The decline of Sonoma alopecurus coincided with the end of cattle grazing in the region. Evidently, periodic grazing is beneficial to the survival of the species. Ecologists suspect it helps by reducing the abundance of adjacent plant species and giving the endangered grass more space to thrive.

Initially, the Point Reyes National Seashore staff worked with ranchers to bring back prescribed grazing with the help of electric fencing around the area where the Sonoma alopecurus population occurs. The effort did not last long. Unstable soils, high winds, and cattle disturbance caused the fence to fall over, minimizing the effectiveness of grazing efforts.

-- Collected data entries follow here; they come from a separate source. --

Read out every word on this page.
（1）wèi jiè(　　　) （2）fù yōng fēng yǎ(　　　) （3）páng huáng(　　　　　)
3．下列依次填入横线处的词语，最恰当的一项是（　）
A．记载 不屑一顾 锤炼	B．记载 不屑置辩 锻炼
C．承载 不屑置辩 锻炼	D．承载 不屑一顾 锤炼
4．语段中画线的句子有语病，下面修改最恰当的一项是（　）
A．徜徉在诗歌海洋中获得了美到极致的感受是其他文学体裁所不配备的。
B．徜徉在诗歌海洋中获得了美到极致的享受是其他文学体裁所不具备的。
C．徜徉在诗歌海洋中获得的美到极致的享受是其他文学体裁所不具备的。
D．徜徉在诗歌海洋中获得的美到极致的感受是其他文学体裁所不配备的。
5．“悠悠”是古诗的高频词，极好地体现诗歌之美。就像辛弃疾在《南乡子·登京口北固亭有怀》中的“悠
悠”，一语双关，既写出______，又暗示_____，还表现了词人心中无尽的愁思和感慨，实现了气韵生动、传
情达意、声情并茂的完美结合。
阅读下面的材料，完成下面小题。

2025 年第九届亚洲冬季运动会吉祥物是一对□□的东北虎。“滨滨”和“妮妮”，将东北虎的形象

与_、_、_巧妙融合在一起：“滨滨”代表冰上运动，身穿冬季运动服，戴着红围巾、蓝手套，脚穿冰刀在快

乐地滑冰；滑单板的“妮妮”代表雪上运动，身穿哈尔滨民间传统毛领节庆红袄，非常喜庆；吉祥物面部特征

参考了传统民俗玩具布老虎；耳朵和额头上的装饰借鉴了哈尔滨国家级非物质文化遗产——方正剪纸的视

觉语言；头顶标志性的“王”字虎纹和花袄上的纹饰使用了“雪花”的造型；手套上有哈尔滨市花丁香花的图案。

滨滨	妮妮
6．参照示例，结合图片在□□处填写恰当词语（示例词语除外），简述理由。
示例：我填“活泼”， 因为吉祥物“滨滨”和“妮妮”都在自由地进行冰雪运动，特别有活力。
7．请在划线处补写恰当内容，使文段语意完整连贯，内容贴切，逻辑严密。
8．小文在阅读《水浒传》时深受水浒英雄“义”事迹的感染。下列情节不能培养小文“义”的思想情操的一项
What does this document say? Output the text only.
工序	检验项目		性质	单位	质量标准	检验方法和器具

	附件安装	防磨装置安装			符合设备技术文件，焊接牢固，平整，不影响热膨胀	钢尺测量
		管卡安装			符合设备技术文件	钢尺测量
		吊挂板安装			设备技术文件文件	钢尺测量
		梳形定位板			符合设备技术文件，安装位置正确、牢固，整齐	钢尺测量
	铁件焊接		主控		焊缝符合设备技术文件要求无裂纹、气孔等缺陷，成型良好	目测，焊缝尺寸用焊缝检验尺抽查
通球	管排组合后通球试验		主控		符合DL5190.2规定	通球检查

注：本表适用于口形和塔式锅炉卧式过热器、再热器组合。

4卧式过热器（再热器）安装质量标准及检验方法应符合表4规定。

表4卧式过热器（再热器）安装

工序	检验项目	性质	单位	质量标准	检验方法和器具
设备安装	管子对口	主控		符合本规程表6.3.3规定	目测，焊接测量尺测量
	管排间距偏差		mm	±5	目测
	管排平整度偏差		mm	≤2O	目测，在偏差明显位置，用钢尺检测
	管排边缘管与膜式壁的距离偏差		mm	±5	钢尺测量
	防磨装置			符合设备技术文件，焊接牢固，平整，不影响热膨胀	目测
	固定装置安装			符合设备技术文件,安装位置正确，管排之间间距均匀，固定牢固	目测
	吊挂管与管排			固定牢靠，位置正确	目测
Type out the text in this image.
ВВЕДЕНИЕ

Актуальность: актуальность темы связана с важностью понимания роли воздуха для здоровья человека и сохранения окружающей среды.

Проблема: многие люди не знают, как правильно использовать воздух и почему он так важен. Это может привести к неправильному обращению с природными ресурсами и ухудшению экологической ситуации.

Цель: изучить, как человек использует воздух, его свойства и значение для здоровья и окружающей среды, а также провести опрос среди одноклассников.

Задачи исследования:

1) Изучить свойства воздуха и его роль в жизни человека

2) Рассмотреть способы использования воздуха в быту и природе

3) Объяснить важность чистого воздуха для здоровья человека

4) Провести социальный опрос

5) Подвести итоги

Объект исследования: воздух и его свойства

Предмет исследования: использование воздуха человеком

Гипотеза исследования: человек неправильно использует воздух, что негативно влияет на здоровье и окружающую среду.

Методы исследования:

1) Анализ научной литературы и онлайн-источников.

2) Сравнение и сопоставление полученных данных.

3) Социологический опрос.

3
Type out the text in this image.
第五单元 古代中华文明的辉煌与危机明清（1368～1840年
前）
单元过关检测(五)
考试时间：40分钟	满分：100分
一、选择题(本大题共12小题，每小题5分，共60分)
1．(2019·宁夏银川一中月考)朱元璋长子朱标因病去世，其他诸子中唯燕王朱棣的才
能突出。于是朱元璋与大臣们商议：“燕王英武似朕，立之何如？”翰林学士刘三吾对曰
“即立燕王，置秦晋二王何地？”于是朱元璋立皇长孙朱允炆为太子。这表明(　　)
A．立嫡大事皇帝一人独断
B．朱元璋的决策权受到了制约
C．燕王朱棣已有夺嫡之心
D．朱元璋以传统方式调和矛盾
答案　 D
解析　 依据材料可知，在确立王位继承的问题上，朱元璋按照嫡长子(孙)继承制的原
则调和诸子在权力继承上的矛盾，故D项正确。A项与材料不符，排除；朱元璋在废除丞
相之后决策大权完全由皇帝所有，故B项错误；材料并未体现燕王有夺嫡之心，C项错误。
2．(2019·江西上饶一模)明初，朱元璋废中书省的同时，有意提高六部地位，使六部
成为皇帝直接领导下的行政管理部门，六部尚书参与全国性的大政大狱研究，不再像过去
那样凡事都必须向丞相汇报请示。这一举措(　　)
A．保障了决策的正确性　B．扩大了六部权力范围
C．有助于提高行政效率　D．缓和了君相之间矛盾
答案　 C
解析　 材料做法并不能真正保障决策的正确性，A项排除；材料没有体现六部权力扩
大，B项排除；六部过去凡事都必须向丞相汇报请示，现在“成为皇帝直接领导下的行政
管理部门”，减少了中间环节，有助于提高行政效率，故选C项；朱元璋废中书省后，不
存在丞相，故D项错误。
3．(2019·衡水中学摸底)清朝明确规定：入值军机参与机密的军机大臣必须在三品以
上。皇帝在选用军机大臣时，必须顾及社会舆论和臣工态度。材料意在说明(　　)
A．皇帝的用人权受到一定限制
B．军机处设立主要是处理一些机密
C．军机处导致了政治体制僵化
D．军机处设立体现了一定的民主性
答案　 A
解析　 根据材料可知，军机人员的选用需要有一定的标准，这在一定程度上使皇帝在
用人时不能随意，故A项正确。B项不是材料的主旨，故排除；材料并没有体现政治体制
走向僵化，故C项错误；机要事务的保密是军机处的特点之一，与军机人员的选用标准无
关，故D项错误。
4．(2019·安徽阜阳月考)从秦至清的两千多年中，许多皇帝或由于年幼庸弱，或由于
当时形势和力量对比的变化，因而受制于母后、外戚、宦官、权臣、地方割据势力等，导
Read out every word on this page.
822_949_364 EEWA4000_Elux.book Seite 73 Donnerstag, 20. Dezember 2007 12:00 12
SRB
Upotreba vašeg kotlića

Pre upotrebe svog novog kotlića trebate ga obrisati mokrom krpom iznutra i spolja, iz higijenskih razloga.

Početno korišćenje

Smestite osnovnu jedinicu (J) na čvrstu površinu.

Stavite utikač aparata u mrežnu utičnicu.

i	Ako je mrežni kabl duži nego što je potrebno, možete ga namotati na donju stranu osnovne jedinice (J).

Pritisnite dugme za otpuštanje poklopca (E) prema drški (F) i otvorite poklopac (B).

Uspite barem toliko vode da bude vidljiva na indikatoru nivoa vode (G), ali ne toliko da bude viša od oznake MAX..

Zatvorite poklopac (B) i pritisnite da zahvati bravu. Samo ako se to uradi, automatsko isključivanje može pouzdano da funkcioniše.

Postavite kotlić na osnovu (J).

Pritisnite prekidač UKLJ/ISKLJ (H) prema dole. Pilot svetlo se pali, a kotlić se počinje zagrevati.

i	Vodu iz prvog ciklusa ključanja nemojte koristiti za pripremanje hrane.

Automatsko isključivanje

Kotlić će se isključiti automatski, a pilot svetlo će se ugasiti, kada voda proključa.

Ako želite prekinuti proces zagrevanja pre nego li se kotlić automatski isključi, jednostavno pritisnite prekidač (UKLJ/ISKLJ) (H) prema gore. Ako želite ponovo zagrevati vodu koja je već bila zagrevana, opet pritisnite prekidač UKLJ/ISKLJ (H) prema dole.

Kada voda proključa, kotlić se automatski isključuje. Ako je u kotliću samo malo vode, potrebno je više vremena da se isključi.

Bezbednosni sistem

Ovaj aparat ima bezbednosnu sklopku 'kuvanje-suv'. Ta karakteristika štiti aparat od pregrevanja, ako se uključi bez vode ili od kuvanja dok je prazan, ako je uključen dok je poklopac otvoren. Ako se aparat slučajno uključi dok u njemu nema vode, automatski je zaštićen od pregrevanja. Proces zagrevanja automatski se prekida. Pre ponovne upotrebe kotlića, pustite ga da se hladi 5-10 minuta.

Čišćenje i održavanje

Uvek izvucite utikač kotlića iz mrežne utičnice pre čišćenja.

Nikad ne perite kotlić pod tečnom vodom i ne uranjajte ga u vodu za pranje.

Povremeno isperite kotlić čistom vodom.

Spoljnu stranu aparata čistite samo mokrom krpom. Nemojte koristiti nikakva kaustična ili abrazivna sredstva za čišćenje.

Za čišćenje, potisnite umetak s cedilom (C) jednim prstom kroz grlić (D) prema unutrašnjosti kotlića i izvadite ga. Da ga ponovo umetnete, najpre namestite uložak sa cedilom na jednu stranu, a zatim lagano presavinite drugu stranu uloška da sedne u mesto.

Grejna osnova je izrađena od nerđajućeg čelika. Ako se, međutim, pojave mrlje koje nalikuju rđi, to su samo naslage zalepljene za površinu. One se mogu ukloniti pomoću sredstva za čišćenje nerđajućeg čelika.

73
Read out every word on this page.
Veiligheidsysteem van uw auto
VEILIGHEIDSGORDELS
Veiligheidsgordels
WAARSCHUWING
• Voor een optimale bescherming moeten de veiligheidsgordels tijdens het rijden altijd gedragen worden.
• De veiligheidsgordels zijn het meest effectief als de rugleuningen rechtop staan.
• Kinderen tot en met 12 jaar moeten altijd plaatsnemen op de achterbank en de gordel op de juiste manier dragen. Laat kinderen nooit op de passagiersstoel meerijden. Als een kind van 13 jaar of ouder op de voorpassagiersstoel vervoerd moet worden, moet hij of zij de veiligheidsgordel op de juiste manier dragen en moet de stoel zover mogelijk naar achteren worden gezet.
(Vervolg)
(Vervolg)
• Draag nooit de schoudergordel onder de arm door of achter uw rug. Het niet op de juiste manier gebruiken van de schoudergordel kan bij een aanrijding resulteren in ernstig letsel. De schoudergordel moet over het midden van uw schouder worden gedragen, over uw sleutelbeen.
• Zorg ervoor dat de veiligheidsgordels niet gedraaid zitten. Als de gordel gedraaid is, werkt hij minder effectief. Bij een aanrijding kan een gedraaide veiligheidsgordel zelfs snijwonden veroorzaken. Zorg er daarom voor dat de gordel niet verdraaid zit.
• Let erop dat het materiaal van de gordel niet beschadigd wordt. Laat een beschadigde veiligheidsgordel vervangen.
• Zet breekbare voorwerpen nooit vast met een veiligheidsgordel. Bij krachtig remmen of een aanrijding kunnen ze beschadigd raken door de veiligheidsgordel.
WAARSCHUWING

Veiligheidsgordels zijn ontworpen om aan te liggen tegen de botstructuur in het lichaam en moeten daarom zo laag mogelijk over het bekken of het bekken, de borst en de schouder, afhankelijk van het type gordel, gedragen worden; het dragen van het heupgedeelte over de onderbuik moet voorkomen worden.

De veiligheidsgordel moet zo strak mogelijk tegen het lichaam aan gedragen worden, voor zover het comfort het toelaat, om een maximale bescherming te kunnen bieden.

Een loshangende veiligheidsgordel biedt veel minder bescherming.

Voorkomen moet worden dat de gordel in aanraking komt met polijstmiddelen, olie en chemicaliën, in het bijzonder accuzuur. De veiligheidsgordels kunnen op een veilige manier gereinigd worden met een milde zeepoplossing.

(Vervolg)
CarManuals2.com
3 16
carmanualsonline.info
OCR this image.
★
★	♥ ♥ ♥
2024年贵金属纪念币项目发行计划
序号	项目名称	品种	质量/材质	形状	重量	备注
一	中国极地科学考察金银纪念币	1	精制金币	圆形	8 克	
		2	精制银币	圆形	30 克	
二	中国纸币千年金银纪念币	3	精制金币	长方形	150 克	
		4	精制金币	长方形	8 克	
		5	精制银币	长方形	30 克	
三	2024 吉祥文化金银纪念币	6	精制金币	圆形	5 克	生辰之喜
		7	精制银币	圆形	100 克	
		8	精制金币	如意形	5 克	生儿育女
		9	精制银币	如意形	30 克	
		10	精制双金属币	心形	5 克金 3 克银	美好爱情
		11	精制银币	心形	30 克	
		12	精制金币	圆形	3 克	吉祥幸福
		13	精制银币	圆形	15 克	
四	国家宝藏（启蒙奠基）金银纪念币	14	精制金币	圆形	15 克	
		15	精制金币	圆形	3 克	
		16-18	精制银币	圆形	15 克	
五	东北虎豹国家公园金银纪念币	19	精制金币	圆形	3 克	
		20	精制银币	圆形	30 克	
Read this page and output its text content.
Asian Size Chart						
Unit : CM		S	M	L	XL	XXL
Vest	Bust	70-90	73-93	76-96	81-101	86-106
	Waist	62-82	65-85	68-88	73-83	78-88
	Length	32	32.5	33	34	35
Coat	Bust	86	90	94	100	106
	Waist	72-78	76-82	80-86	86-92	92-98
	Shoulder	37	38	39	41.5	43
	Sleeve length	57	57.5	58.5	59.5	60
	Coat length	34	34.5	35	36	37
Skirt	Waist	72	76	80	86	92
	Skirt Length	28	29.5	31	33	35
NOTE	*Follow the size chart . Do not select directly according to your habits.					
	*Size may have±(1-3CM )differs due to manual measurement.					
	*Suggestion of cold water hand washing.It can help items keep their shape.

As a result, Point Reyes has worked to install a barbed wire fence along the wetland. In 2020, the park applied for and received a regional NPS block grant to finish the final 2,000 feet of fence construction. Completed that November, the fence allows Sonoma alopecurus habitat to be efficiently, intensively grazed during the winter when the grass is not flowering or setting seed. The area is continually monitored by ecologists.